I see that Gamespot is thinking the same thing: when you put the "absolutely unfounded" rumor that Lucasarts will strip Sony Online Entertainment of the Star Wars license, and the one hundred percent true fact that BioWare has created an MMO studio in the same Goddamn Town, it's hard not to fantasize that BioWare has been given the reins of a new Star Wars Massive.
I think it's best if I don't indulge in the fantasy a great deal in this space. If you really want to know what we think about it, we do speak with perhaps too much enthusiasm in our imminent podcast.
I finally understand what everyone is talking about where Oblivion is concerned. It started taking my shit over each night when I'd come back from SakuraCon, and it was one hundred percent about theergonomics of the platform shift. Things like harvesting an entire field of medicinal herbs just aren't something I want to do with an analog nubbin. Also: Oblivion looks pretty great, but the faults it does have are just writ large on the 360 version. I don't have a "projection screen" at home so much as I have a "forty dollar piece of melamine coated cabinet wood I bought from a contractor," but the principle is the same: you're dealing with a fixed amount of fidelity. It's like having a tiny amount of jam and a huge slice of toast. It's something I just couldn't get away from on the three-sixty, where on the PC it's just me and my eldritch archer motherfucking tooling around the countryside, happily avoiding the main quest.

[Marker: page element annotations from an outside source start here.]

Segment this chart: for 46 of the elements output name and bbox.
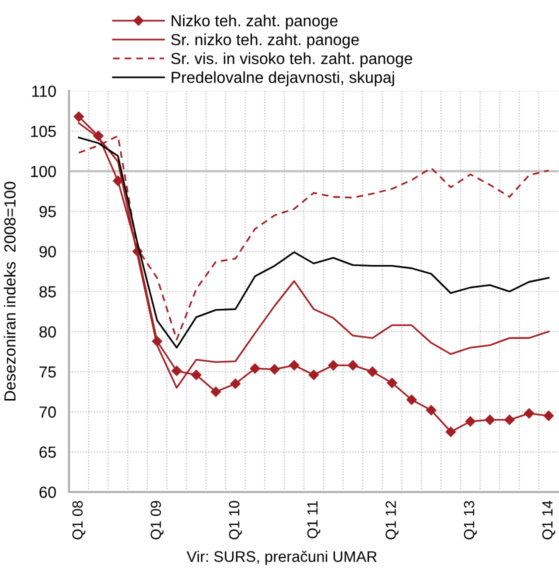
point [308,370,319,380]
x-tick-label: Q1 11 [307,501,320,538]
point [269,364,280,374]
legend-label: Sr. vis. in visoko teh. zaht. panoge [171,52,412,68]
point [328,360,338,370]
y-tick-label: 75 [40,366,56,378]
point [112,176,124,186]
x-tick-label: Q1 14 [542,500,556,540]
legend-label: Predelovalne dejavnosti, skupaj [172,71,394,86]
y-tick-label: 110 [32,86,56,97]
x-tick-label: Q1 09 [150,501,164,540]
x-tick-label: Q1 08 [72,500,86,540]
x-tick-label: Q1 10 [229,500,242,540]
point [544,410,554,421]
point [289,360,300,370]
point [367,366,378,377]
point [172,366,182,376]
point [386,378,398,388]
point [484,414,496,425]
point [348,360,358,370]
point [406,394,417,405]
y-tick-label: 100 [31,166,56,178]
point [524,408,534,419]
point [465,416,476,427]
text: Vir: SURS, preračuni UMAR [186,550,377,565]
y-axis-title: Desezoniran indeks 2008=100 [4,182,16,401]
point [210,386,221,397]
y-tick-label: 65 [40,446,56,458]
legend-label: Nizko teh. zaht. panoge [172,14,338,30]
y-tick-label: 90 [39,246,56,258]
legend-label: Sr. nizko teh. zaht. panoge [171,34,359,48]
y-tick-label: 80 [39,326,56,338]
y-tick-label: 60 [40,486,56,498]
point [250,363,260,374]
y-tick-label: 70 [40,406,56,418]
point [74,112,84,122]
x-tick-label: Q1 13 [464,500,477,540]
point [191,370,202,380]
point [230,378,241,389]
x-tick-label: Q1 12 [386,501,399,540]
y-tick-label: 85 [39,286,56,298]
point [446,426,456,437]
point [426,405,436,416]
point [504,414,515,425]
y-tick-label: 105 [31,126,56,138]
y-tick-label: 95 [39,206,56,218]
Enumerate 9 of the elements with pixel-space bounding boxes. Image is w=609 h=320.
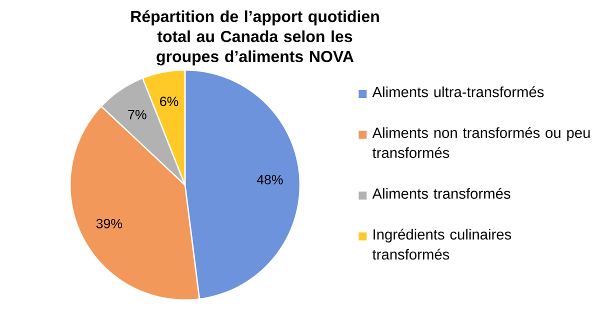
legend-label: Ingrédients culinaires transformés	[372, 228, 512, 260]
data-label: 39%	[96, 218, 122, 228]
legend-label: Aliments ultra-transformés	[372, 86, 544, 98]
legend-label: Aliments non transformés ou peu transformés	[372, 127, 590, 158]
data-label: 6%	[160, 96, 178, 106]
data-label: 48%	[256, 174, 283, 184]
chart-title: Répartition de l’apport quotidien total au Canada selon les groupes d’aliments NOVA	[131, 10, 379, 66]
data-label: 7%	[128, 110, 146, 120]
legend-label: Aliments transformés	[372, 188, 510, 199]
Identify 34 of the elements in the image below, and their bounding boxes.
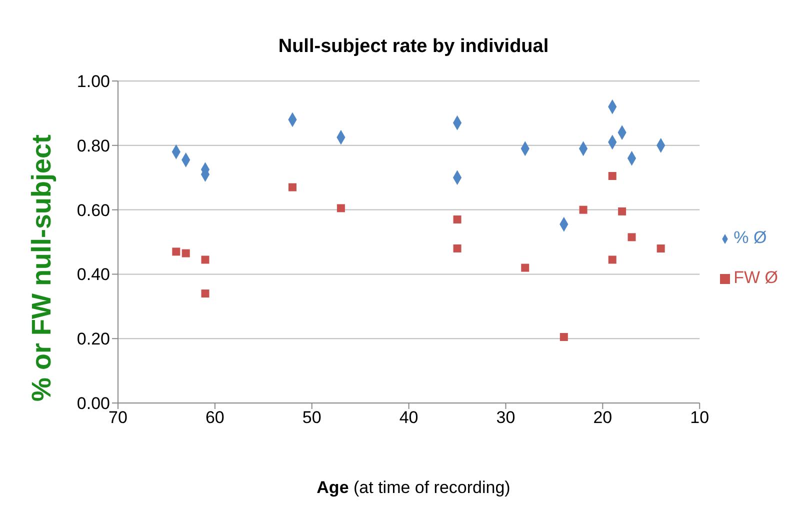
x-tick-label: 30 xyxy=(496,408,516,428)
x-tick-label: 10 xyxy=(690,408,710,428)
point xyxy=(656,244,665,252)
point xyxy=(201,290,210,298)
point xyxy=(172,248,180,256)
y-tick-label: 1.00 xyxy=(76,72,110,92)
point xyxy=(182,249,190,258)
x-tick-label: 40 xyxy=(399,408,418,428)
x-axis-title: Age (at time of recording) xyxy=(316,478,512,498)
point xyxy=(336,204,345,212)
point xyxy=(560,332,568,341)
point xyxy=(628,233,636,242)
y-tick-label: 0.00 xyxy=(76,394,110,414)
point xyxy=(608,172,616,180)
point xyxy=(579,206,588,214)
point xyxy=(201,256,210,264)
y-axis-title: % or FW null-subject xyxy=(26,134,58,402)
point xyxy=(618,207,626,216)
y-tick-label: 0.60 xyxy=(76,200,110,220)
x-tick-label: 50 xyxy=(302,408,322,428)
legend-label: FW Ø xyxy=(734,268,778,287)
point xyxy=(288,183,296,192)
chart-title: Null-subject rate by individual xyxy=(277,36,550,58)
y-tick-label: 0.80 xyxy=(76,136,110,156)
point xyxy=(453,244,462,252)
legend-label: % Ø xyxy=(734,228,767,247)
point xyxy=(608,256,616,264)
x-tick-label: 60 xyxy=(205,408,224,428)
y-tick-label: 0.20 xyxy=(76,330,110,349)
x-tick-label: 20 xyxy=(593,408,612,428)
y-tick-label: 0.40 xyxy=(76,265,110,284)
point xyxy=(453,215,462,224)
x-tick-label: 70 xyxy=(108,408,128,428)
point xyxy=(521,264,530,272)
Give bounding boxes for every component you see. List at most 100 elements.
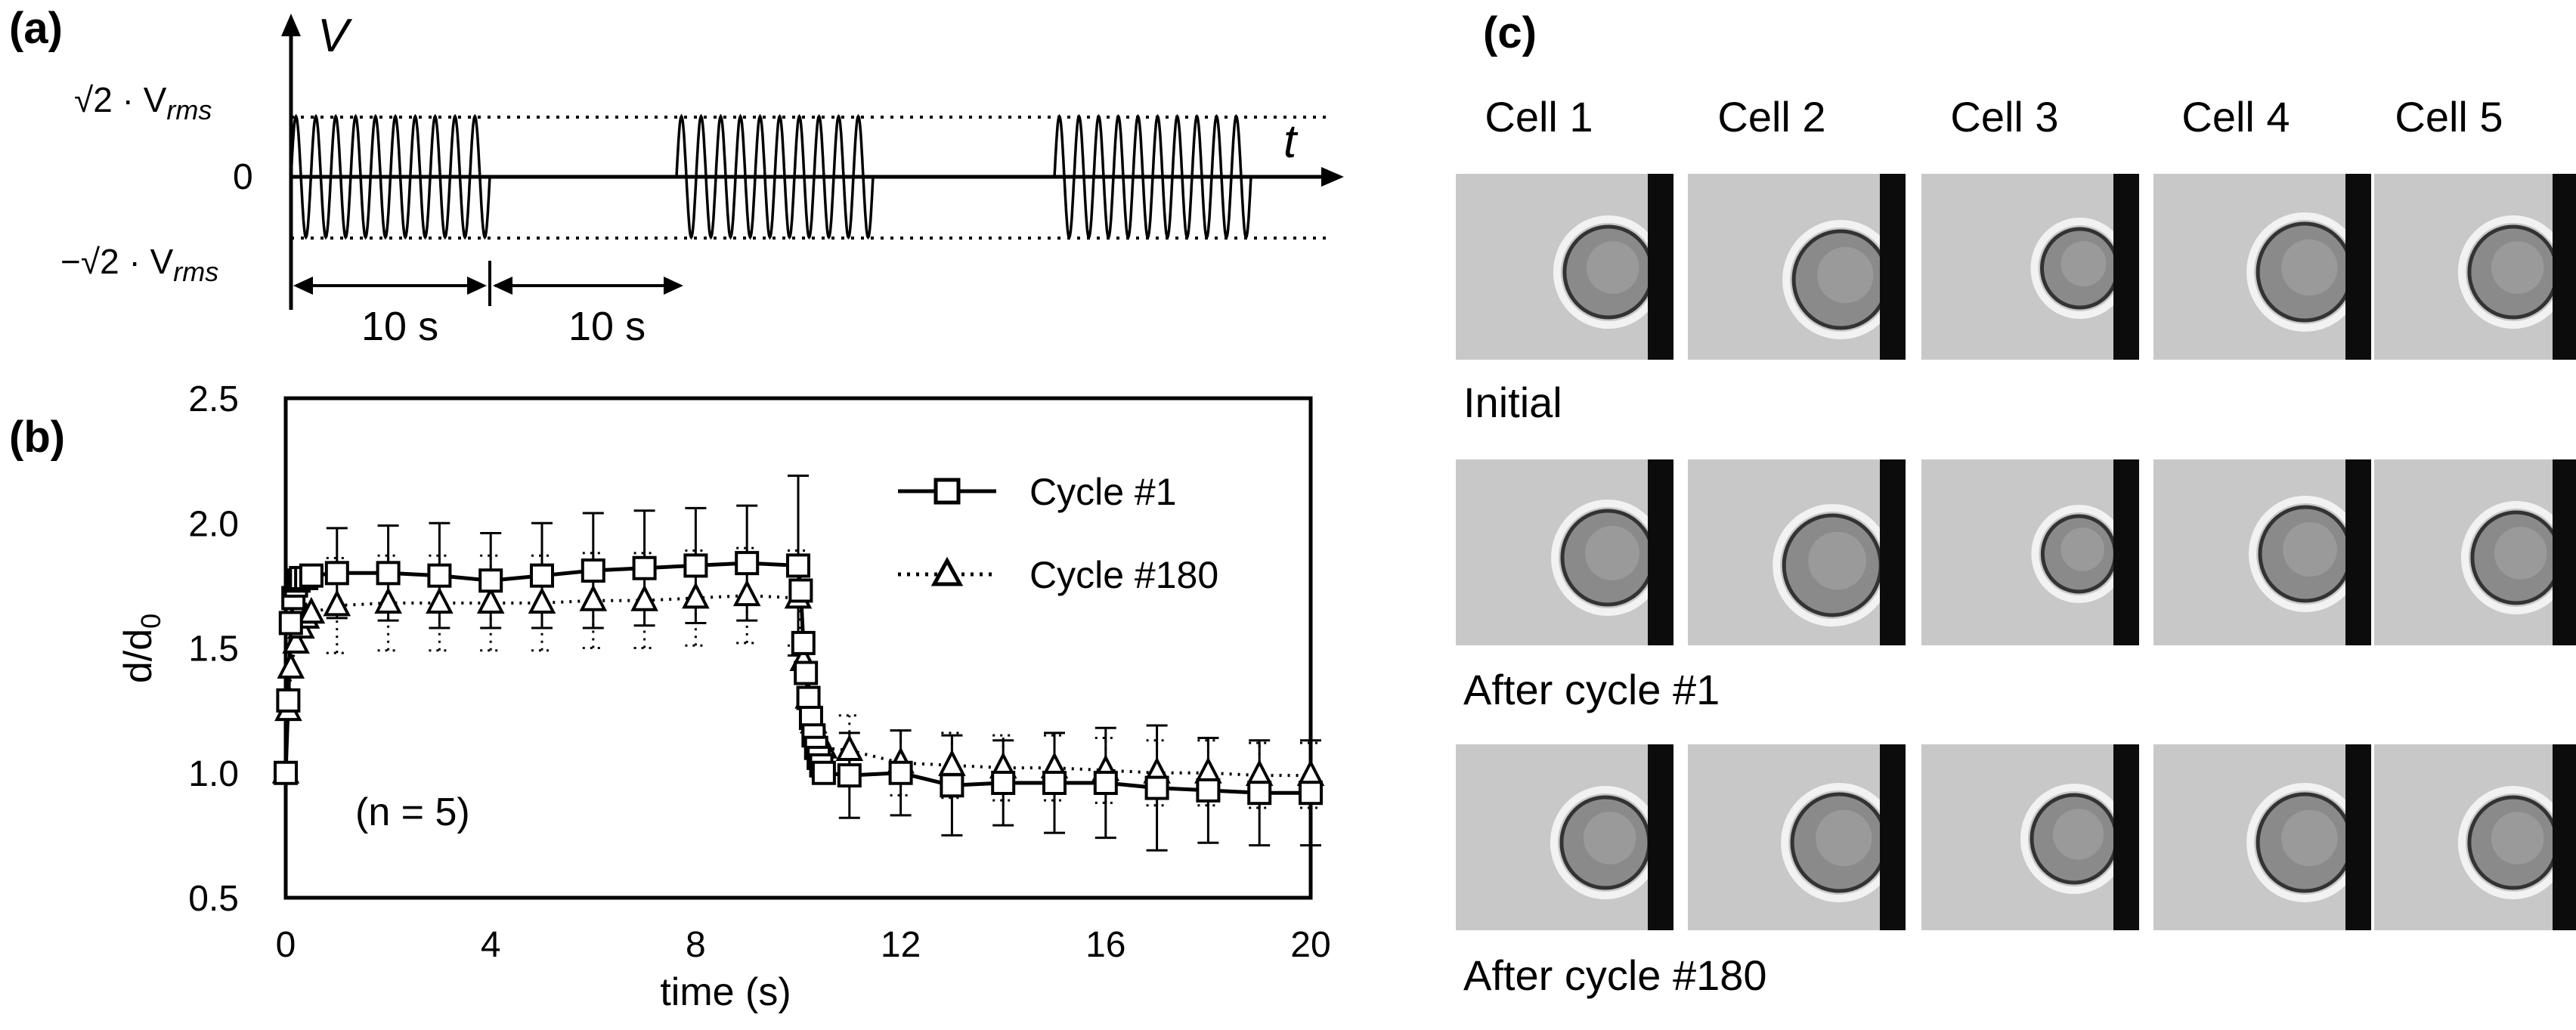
cell-nucleus bbox=[2060, 527, 2104, 571]
electrode-edge bbox=[1880, 174, 1906, 360]
data-point-cycle1 bbox=[1247, 781, 1272, 806]
data-point-cycle1 bbox=[276, 688, 301, 713]
data-point-cycle1 bbox=[940, 773, 964, 798]
data-point-cycle180 bbox=[297, 596, 326, 624]
row-label-initial: Initial bbox=[1463, 379, 1562, 426]
data-point-cycle1 bbox=[991, 770, 1016, 795]
data-point-cycle1 bbox=[794, 660, 819, 685]
cell-image bbox=[2153, 174, 2371, 360]
y-tick-label: 2.5 bbox=[188, 379, 239, 419]
series-group bbox=[271, 474, 1325, 852]
x-tick-label: 12 bbox=[881, 925, 921, 965]
data-point-cycle1 bbox=[278, 611, 303, 636]
data-point-cycle1 bbox=[1093, 770, 1118, 795]
cell-image bbox=[1688, 174, 1906, 360]
data-point-cycle180 bbox=[938, 749, 966, 776]
cell-title: Cell 4 bbox=[2181, 93, 2290, 141]
cell-nucleus bbox=[2494, 527, 2547, 580]
electrode-edge bbox=[1648, 744, 1673, 930]
span1-arrowhead-right bbox=[467, 277, 487, 295]
y-tick-label: 1.5 bbox=[188, 629, 239, 670]
span2-arrowhead-right bbox=[664, 277, 683, 295]
data-point-cycle1 bbox=[837, 763, 862, 788]
cell-image bbox=[2374, 744, 2576, 930]
legend-marker-square bbox=[933, 478, 961, 505]
cell-nucleus bbox=[2053, 809, 2104, 860]
data-point-cycle180 bbox=[323, 589, 351, 617]
span1-arrowhead-left bbox=[293, 277, 313, 295]
data-point-cycle1 bbox=[427, 563, 452, 588]
cell-nucleus bbox=[2281, 239, 2338, 296]
cell-nucleus bbox=[2491, 812, 2544, 865]
y-tick-labels: 0.5 1.0 1.5 2.0 2.5 bbox=[188, 379, 239, 919]
voltage-waveform-diagram: V t √2 · Vrms 0 −√2 · Vrms 10 s 10 s bbox=[60, 10, 1344, 349]
electrode-edge bbox=[1880, 744, 1906, 930]
cell-nucleus bbox=[2283, 522, 2337, 577]
x-tick-label: 0 bbox=[276, 925, 296, 965]
cell-image bbox=[2374, 459, 2576, 645]
data-point-cycle1 bbox=[683, 553, 708, 578]
data-point-cycle180 bbox=[630, 584, 658, 611]
data-point-cycle1 bbox=[299, 563, 324, 588]
cell-title: Cell 2 bbox=[1717, 93, 1826, 141]
cell-image bbox=[2153, 459, 2371, 645]
cell-image bbox=[1921, 459, 2139, 645]
x-tick-labels: 0 4 8 12 16 20 bbox=[276, 925, 1331, 965]
data-point-cycle1 bbox=[324, 561, 349, 586]
t-axis-arrow bbox=[1321, 167, 1344, 187]
data-point-cycle180 bbox=[682, 582, 710, 609]
cell-image bbox=[1456, 459, 1673, 645]
cell-nucleus bbox=[1585, 526, 1639, 580]
cell-nucleus bbox=[2060, 241, 2107, 286]
electrode-edge bbox=[2113, 459, 2139, 645]
data-point-cycle1 bbox=[796, 685, 821, 710]
cell-image bbox=[1456, 744, 1673, 930]
data-point-cycle1 bbox=[788, 578, 813, 603]
panel-label-b: (b) bbox=[9, 413, 66, 462]
y-axis-label: d/d0 bbox=[116, 614, 166, 683]
data-point-cycle1 bbox=[735, 551, 760, 576]
cell-image bbox=[1921, 744, 2139, 930]
data-point-cycle1 bbox=[811, 760, 836, 785]
vmax-label: √2 · Vrms bbox=[74, 80, 212, 125]
electrode-edge bbox=[2345, 459, 2371, 645]
data-point-cycle1 bbox=[1299, 781, 1323, 806]
x-tick-label: 4 bbox=[481, 925, 501, 965]
data-point-cycle1 bbox=[530, 563, 554, 588]
span2-label: 10 s bbox=[568, 304, 646, 349]
micrograph-grid: Cell 1 Cell 2 Cell 3 Cell 4 Cell 5 Initi… bbox=[1421, 0, 2576, 1030]
x-axis-label: time (s) bbox=[660, 970, 791, 1014]
data-point-cycle1 bbox=[1144, 775, 1169, 800]
t-axis-label: t bbox=[1283, 116, 1299, 168]
cell-nucleus bbox=[2491, 241, 2544, 294]
sample-size-annotation: (n = 5) bbox=[355, 790, 470, 834]
cell-nucleus bbox=[1583, 812, 1636, 865]
electrode-edge bbox=[2113, 744, 2139, 930]
v-axis-label: V bbox=[317, 10, 353, 62]
y-tick-label: 2.0 bbox=[188, 504, 239, 544]
cell-nucleus bbox=[2281, 809, 2338, 867]
cell-title: Cell 5 bbox=[2395, 93, 2503, 141]
data-point-cycle1 bbox=[376, 561, 401, 586]
span1-label: 10 s bbox=[361, 304, 438, 349]
cell-image bbox=[1688, 744, 1906, 930]
electrode-edge bbox=[2553, 459, 2576, 645]
row-label-cycle1: After cycle #1 bbox=[1463, 666, 1720, 713]
y-tick-label: 1.0 bbox=[188, 754, 239, 794]
cell-image bbox=[1456, 174, 1673, 360]
data-point-cycle1 bbox=[632, 555, 657, 580]
data-point-cycle180 bbox=[732, 579, 761, 607]
electrode-edge bbox=[2345, 174, 2371, 360]
panel-label-a: (a) bbox=[9, 4, 63, 53]
electrode-edge bbox=[1648, 459, 1673, 645]
data-point-cycle180 bbox=[282, 626, 310, 654]
data-point-cycle1 bbox=[478, 568, 503, 593]
data-point-cycle1 bbox=[786, 553, 810, 578]
cell-image bbox=[2153, 744, 2371, 930]
span2-arrowhead-left bbox=[493, 277, 512, 295]
cell-title: Cell 3 bbox=[1950, 93, 2059, 141]
cell-nucleus bbox=[1817, 246, 1874, 304]
cell-image bbox=[1688, 459, 1906, 645]
y-tick-label: 0.5 bbox=[188, 879, 239, 919]
v-axis-arrow bbox=[281, 14, 301, 36]
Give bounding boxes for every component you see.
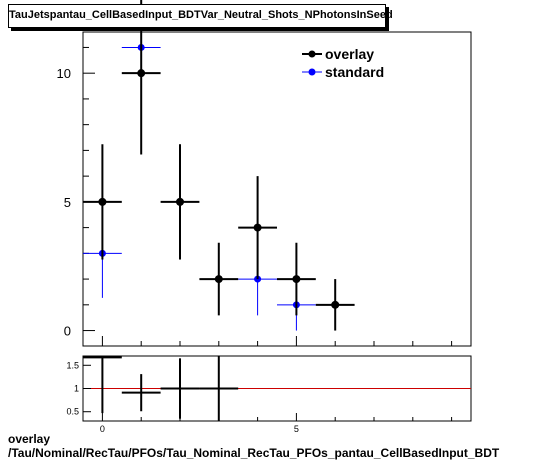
title-box: TauJetspantau_CellBasedInput_BDTVar_Neut… <box>8 4 393 28</box>
overlay-point <box>176 197 184 206</box>
ratio-y-tick-label: 0.5 <box>66 407 79 417</box>
footer-line-2: /Tau/Nominal/RecTau/PFOs/Tau_Nominal_Rec… <box>8 446 500 460</box>
overlay-point <box>137 69 146 78</box>
ratio-x-tick-label: 0 <box>100 424 105 434</box>
footer-line-1: overlay <box>8 432 51 446</box>
legend-label: overlay <box>325 46 374 62</box>
y-tick-label: 0 <box>64 324 71 339</box>
overlay-point <box>214 275 223 284</box>
y-tick-label: 5 <box>64 195 71 210</box>
overlay-point <box>253 223 262 232</box>
main-frame <box>82 31 472 347</box>
overlay-point <box>98 197 107 206</box>
overlay-point <box>331 300 340 309</box>
y-tick-label: 10 <box>57 66 71 81</box>
legend-marker-dot <box>308 50 316 58</box>
ratio-y-tick-label: 1 <box>74 384 79 394</box>
legend-marker-dot <box>308 68 316 76</box>
ratio-y-tick-label: 1.5 <box>66 360 79 370</box>
ratio-x-tick-label: 5 <box>294 424 299 434</box>
plot-title: TauJetspantau_CellBasedInput_BDTVar_Neut… <box>9 9 393 21</box>
legend-label: standard <box>325 64 384 80</box>
overlay-point <box>292 275 301 284</box>
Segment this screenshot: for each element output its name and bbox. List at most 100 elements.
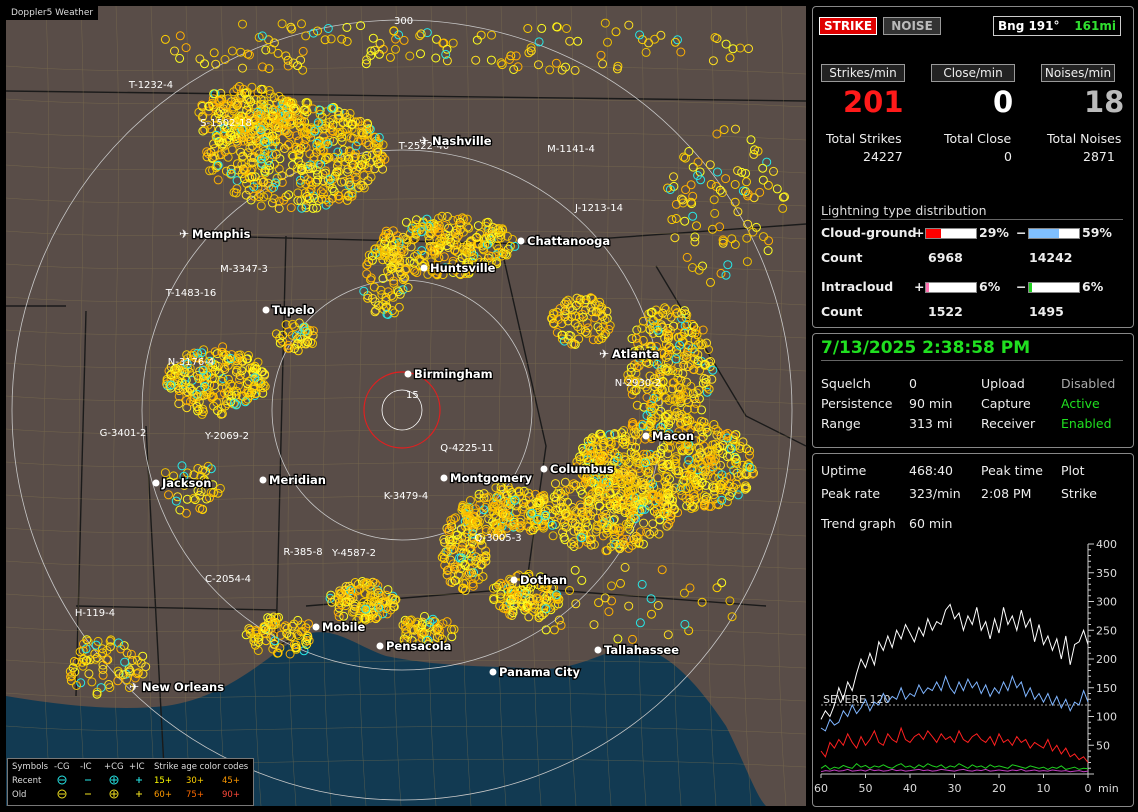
strike-marker <box>683 413 693 423</box>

My position on the console version is not universally held, but I am not in the business of giving you other people's opinions.
We said impolite or in any case unflattering things about Black, but since we'd preordered that "sure bet" with the full retail price, we brought it back to our lair and gave it a proper run-through. It's not terrible, in any case not as terrible as that demo would have had you believe. Their other levels are much wider, more versatile game spaces that certainly point toward the worthwhile kind of game you could get somewhere around a Black 3. Anyway, it's ancient history now. I only brought it up for one reason.
You can play through the whole thing in six hours. I usually expect somewhere between eight and ten from a shooter, but I am happy to negotiate a shorter period in exchange for raw, moment-to-moment craftsmanship - to use an analogy I've made before, I dont judge a meal by the amount of time it takes me to eat it. I crave flavor, in a general sense, and I'm willing to cut deals of this sort if I believe it will hasten the acquisition thereof. This didn't really happen in Black, but my point isn't even about Black, which by now is probably hard to believe.
The first Half-Life episode apparently clocks in at around seven hours, depending on the player, and it costs half what Black did. I mention it because the disparity is kind of ridiculous. When the idea of episodic content was initially broached for Half-Life, the quoted "four to six hours" for the first playthrough was widely considered anemic. The rigors of next-generation content being what they are, I'd be surprised if twenty dollars for even six hours wasn't a startling value by comparison.